By Kelly Smith - Special to The Freeman

Jan. 5, 2018

DELAFIELD - Citing changes in their business model, the Prestwick Group has withdrawn plans for a 63,000-square foot light assembly plant in Delafield and instead may be seeking in the near future twice as much manufacturing and storage capacity somewhere else in Lake Country.

However, company officials have told The Freeman they are continuing with their plans for a 60,000-square foot corporate headquarters that would be located along Indian Spring Road near the Hwy C/ I-94 interchange.

The withdrawal of the assembly plant was included in documents the company filed with the city earlier this week in preparation for a series of public hearings that are scheduled for the Jan. 30 Plan Commission meeting.

Mayor Michele DeYoe said she expects the removal of the assembly plant from the plans may soften opposition to the project from homeowners who live near the development site in woodlands adjacent to Lapham Peak State Park.

The mayor noted that the neighbors, in the past, have said they would not oppose the development of an office complex on the site.

However, the neighbors have also emphasized any proposed office building would have to be compatible with existing zoning and land use.

The neighbors have blocked several development proposals at the site and were prepared to take the city to court if it approved Prestwick's original plans, which included the assembly plant, the corporate headquarters, and gathering center for corporate community events.

City Planner Roger Dupler said the schedule for the public hearings will not change because of the new plans filed by the company.

The subjects of the public hearings include the company's request for the creation of a special development district, rezoning of some agricultural land on the site to business use, changing the city's long-range land use plan, the Master Plan, and approval of a conditional use permit.

Company still seeks zoning, land use plan changes

Dupler explained the project is still considered a planned unit development and the company stills seeking zoning and land use plan changes because a portion of the development will be on land presently zoned for agricultural use.

Tyler Morse, vice president and part owner of the company, said Prestwick plans to sell the land where the assembly plant was going to be building.

He said the company is seeking a planned unit development on the site because the company wants to maintain control of the land, who buys it, and how it is used.

Morse said the company recently decided to expand into the consumer outdoor furnishing market.
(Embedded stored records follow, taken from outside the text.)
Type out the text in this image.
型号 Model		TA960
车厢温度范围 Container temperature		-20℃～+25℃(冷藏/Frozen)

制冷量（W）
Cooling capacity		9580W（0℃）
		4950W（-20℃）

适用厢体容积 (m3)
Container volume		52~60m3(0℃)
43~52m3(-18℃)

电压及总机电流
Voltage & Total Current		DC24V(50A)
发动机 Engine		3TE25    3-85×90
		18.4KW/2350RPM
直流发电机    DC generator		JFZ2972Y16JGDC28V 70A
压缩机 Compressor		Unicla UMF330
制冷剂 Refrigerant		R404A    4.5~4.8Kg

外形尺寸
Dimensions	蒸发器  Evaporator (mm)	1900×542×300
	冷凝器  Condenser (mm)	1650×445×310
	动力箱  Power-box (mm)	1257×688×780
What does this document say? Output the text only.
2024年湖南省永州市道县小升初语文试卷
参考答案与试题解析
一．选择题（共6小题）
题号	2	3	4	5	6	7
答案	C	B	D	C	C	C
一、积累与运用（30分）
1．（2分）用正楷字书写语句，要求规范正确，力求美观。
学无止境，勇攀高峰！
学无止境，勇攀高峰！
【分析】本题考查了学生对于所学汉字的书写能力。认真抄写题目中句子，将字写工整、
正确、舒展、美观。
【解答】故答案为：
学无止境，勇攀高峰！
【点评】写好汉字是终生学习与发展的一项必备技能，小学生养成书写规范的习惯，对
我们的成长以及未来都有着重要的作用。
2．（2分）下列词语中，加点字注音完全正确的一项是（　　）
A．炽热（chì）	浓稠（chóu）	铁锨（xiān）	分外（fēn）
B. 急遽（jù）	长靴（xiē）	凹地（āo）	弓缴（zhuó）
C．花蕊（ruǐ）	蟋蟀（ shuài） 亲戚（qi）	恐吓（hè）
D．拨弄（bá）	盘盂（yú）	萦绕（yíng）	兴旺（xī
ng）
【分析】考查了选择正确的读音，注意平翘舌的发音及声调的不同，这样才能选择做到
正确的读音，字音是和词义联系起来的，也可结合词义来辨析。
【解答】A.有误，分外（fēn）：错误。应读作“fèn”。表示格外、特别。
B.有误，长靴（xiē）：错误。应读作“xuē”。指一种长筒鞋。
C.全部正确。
He said producing outdoor furniture for homeowners is a natural expansion of the company's business.

The company, which generates more than $200 million annually, uses recycled materials to produce outdoor furnishings and equipment for corporate clients that include prestigious golf courses and luxury resorts.

Morse estimated the expansion will require within about three years nearly 100,000 to 150,000 square feet of manufacturing and storage capacity which is too big for the Delafield site.

The Prestwick Group, which is headquartered in Sussex, will be exploring sites in the future in Hartland, Pewaukee and Sussex, according to Morse.